Hello,
Some of the solutions provided in the exercises are not correct:
For this exercise (n. 10)
The solution provided is egrep -o ‘\b[A-Z][a-z]{2, }\b’ /etc/nsswitch.conf > /home/bob/filtered1
because it says "Filter out the lines that contain any word that starts with a capital letter and are then followed by exactly two lowercase letters
So why are there:
\b - what does that mean?
{2, } is not correct, because that means minimum 2 and max unlimited (or at least 2). But the exercise says EXACTLY 2 lowercase.
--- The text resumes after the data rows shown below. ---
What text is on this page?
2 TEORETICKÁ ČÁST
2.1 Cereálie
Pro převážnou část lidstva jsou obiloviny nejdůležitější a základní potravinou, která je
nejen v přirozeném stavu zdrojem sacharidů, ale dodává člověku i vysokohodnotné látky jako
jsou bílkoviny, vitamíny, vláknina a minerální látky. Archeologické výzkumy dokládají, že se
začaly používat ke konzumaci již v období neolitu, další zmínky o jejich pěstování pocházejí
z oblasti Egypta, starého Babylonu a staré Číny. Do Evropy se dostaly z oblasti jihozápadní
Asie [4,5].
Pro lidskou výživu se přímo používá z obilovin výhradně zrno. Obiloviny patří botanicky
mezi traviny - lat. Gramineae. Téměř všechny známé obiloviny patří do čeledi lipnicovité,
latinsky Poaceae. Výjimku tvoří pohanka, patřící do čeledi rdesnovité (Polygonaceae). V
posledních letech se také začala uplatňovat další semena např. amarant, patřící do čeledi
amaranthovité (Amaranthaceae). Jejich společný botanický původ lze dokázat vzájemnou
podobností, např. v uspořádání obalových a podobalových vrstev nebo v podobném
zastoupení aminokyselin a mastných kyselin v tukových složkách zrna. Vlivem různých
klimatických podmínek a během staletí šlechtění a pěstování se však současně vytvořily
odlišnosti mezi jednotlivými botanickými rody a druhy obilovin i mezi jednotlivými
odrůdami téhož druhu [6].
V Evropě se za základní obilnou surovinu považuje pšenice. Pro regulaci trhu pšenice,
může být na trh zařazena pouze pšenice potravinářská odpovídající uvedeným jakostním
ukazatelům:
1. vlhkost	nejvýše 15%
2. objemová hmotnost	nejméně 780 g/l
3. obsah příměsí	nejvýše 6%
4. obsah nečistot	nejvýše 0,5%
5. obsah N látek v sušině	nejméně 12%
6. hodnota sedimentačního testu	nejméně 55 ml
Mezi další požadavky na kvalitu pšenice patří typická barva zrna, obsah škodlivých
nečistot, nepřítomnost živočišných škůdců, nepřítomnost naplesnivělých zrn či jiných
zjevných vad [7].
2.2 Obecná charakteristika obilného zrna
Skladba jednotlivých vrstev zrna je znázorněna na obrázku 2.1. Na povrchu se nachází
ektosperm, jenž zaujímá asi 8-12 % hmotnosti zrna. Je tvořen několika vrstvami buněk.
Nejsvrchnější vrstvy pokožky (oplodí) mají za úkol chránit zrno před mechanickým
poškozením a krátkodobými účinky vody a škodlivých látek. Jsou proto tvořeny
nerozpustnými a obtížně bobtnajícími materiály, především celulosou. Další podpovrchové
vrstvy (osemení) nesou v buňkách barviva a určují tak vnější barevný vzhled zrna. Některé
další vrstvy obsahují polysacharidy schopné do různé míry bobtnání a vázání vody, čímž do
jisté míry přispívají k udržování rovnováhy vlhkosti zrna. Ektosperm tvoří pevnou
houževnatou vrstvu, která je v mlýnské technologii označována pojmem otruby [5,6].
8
Shouldn’t that be {2} ?
Thanks
-o does not “filter out the lines”, it actually filters out only the matching substrings.
\b is a “word boundary” (see e.g. Regular expression - Wikipedia)
Regarding {2} - yes, you’re probably right (almost, I think)
I believe \b[A-Z][a-z]{2}\b would be even more appropriate (at least for Latin / ASCII alphabet) if we are to extract only complete, 3-character words.
(but \b[[:upper:]][[:lower:]]{2}\b if you asked me about any other alphabets with diacritics).
So it seems that using -o + \b is like using ** grep -w** ?
I matches just a word, not a line.
Anyway, the solution does not seem to be correct, as the exercise asks to filter out the lines, not the just the words (which is what the solution provided instead does).
Well, not exactly. As -w will match a word, it will still display the entire line with this matching word, whereas -o will only display the matching substring (“word” itself), and it will not display the entire line containing it.